A few weeks ago I had my 4th business trip to Las Vegas. I've told my colleagues several times how I really don't like that city, but have never been able to articulate why until now...
...thanks to my youngest, his innocence, and his school journal entry:
"My dad went away. He went to lost vagas. I miss him. He is a nighs dad. I like him. He likes to play music.”
Lost Vegas.
That's exactly it. I feel lost when I'm in Vegas...and I'm guessing others feel lost there, too.
I lose my connection with nature
Maybe it's just me, but I don't see anything natural in Vegas. Sure there's a lot of pretty water fountains and flowers and trees, and the architecture mimics the greatest landmarks in the world.
But it’s all fake. Unnatural. Even the real trees are not naturally supposed to be there.
Nothing in Vegas is real…
…and something deep inside of me bridles against that.
I lose my moral compass
OK. I don't really lose it, but it sure has a hard time pointing me to safety while in Vegas. It tries to point me to Blue Man Group, an oasis of un-naked-entertainment, but the interference from everything else makes the needle spin and lose its way.

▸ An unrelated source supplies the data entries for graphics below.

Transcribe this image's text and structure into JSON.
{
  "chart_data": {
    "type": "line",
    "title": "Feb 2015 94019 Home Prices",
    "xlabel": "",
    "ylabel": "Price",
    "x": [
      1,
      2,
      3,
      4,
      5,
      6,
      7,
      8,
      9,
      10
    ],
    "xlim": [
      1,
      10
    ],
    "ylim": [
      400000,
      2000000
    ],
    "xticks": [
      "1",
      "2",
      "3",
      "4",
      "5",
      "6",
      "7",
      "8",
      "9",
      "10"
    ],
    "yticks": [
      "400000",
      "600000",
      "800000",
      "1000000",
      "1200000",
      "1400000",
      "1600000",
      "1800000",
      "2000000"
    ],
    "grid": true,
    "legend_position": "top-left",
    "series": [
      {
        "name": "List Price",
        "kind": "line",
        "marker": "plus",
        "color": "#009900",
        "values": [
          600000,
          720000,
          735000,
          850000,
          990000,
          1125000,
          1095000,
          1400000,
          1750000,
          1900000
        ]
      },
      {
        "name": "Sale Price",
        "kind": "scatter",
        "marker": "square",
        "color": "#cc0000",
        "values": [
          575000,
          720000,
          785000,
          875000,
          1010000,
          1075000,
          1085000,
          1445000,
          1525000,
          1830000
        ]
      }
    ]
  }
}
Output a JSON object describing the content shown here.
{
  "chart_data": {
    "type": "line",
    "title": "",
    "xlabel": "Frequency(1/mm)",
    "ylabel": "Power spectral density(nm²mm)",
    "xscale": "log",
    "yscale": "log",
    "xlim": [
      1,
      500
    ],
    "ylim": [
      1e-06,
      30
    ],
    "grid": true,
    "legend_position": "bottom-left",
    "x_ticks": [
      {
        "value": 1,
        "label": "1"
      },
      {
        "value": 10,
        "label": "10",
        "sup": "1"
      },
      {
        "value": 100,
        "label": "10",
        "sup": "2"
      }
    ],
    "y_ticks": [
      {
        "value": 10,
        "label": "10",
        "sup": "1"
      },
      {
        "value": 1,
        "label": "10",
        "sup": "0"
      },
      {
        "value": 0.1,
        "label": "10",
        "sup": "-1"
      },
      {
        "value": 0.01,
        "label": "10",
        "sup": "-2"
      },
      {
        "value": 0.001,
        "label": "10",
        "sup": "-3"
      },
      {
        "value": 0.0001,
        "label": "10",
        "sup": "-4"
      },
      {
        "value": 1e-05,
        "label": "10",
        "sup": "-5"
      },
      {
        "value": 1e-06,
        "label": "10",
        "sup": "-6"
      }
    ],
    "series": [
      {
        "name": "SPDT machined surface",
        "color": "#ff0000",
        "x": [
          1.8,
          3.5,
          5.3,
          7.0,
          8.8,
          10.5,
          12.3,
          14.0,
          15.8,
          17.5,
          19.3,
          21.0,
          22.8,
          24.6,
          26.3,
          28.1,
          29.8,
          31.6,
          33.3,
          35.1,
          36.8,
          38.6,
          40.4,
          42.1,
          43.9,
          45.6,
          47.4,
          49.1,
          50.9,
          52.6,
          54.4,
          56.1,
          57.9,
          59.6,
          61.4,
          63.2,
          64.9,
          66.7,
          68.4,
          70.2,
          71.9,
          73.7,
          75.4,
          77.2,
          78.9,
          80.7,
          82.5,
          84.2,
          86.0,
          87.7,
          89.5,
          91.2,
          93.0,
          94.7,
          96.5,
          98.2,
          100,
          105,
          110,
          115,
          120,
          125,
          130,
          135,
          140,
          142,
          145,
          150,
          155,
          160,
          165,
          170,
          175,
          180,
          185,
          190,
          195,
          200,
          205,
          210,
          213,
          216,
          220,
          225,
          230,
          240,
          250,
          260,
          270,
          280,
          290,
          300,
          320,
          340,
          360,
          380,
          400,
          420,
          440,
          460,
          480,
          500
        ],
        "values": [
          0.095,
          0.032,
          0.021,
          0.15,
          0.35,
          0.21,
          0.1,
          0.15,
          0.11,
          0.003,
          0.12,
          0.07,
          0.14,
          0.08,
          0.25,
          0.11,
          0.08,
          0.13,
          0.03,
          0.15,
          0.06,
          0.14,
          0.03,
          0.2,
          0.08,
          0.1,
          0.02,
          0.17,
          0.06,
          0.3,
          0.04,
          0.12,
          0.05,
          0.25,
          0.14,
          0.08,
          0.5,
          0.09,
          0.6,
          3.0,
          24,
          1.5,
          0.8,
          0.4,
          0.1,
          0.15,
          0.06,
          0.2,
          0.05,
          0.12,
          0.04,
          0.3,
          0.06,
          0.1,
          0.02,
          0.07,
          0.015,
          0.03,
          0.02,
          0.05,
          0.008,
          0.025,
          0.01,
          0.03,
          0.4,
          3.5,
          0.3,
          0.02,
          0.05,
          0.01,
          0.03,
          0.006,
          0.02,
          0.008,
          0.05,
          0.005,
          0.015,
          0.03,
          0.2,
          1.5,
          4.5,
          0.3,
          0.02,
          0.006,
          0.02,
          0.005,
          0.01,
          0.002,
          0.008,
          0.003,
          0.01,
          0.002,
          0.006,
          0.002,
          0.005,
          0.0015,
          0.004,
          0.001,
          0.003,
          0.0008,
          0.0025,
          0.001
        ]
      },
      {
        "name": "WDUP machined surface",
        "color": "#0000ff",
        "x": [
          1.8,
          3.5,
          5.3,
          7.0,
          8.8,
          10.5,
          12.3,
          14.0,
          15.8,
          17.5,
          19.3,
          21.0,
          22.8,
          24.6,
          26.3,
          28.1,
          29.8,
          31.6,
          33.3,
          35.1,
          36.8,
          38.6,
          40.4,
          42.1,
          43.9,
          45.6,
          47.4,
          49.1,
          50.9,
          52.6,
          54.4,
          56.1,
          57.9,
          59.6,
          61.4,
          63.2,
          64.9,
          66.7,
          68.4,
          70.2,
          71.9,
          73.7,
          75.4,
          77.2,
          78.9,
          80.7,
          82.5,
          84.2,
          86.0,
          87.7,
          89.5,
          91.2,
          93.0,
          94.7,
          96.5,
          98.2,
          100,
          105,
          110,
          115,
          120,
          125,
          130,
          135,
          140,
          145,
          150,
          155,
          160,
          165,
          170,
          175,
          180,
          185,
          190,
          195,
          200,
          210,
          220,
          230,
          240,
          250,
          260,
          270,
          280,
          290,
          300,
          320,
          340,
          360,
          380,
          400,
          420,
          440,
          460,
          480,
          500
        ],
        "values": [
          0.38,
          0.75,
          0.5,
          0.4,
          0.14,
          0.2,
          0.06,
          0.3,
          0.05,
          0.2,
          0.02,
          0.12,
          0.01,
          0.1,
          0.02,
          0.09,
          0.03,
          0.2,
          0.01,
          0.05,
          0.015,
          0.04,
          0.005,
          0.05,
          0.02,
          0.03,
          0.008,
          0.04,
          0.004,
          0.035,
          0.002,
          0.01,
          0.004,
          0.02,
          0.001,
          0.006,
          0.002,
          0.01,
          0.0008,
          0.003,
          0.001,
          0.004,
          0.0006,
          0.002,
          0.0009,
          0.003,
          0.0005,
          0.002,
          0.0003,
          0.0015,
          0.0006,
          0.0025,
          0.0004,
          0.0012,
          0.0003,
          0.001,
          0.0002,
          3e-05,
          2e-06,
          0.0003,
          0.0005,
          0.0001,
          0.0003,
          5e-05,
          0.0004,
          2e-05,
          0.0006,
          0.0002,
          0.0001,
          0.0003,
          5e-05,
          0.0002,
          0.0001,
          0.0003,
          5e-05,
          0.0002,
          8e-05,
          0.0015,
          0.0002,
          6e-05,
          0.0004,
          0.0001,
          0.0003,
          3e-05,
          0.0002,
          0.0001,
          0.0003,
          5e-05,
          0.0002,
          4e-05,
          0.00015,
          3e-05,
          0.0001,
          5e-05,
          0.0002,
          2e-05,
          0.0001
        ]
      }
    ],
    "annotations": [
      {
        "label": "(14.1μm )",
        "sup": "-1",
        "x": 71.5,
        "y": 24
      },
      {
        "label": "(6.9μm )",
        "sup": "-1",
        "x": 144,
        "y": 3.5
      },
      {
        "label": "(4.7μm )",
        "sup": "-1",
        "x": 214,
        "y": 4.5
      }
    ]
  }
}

But I don't blame the city. So what if it caters to the care-free? The city is not is forcing me to walk slowly by the 'baseball cards' lying on the sidewalk, street, shrubs, and every other surface showing girls for hire.
I don't blame the workers in Vegas. 90% of them are just like me...doing honest work cooking, cleaning, maintenance, IT jobs...so they can support their family. It’s not their clean tables or good food forcing me to turn in my seat to watch while a volcano blows and “Lava Girls" slide out into a 30' Margarita mug.
I don't even blame the 90' billboards of showgirls pointing their bareness at me in glowing lights (although the Hot Girls ads on the trucks that constantly cruise the strip are a bit maddening).
At the end of the day I shake my moral compass and wonder why I didn't stop and wonder if my thoughts and subtle actions throughout the day honored my wife, my daughters, and my God.
I lose my joy
I think others do, too. All I need to hear is the 'ding ding ding" of the slot machines and my whole spirit drops (I'm convinced the gates to hell are lined with Wheel of Fortune slot machines). I walk around watching my peers play the slots, and there's no smiling, not even any conversation. Anywhere.
I really lose my joy (and a few tears) when casino after casino brings out the pole dancers. Mind you, they are not in some corner or secluded club…but in the smack middle of the casino along the walkway between the front door and the elevators. I first feel guilt at even a glance…then I feel shame. I start wondering what started that former 8 year old daughter, made in God’s image, hopefully loved by parents, down the path where she’s making ends meet by dancing for men in a casino.
…oh, and I notice she’s not smiling either.
But then I find...
But as I write this, I'm surprised to think there is something to find in Vegas.
I find a reflection of myself.
My own life is filled with normal, everyday activities that are neither good nor bad. I’m surrounded by temptations (just maybe not as obvious). I can choose to stare at those temptations or choose to follow my moral compass. I fail far more than I care to admit.
My life is also filled with normal, everyday people. Regardless of what they are doing, God loves them and He wants me to love them, too. Not mock them, not judge them, not use them, not ignore them.
God wants me to love them (that scares me more than the roller coaster at the top of the Stratosphere).
In the end, I’m surprised to find that maybe what I really don’t like about Vegas is exactly what I don’t like about myself…
…I can be fake
…I can be amoral
…I can be joyless (and bring others down)
…I can be unloving, uncaring, and use those who God loves.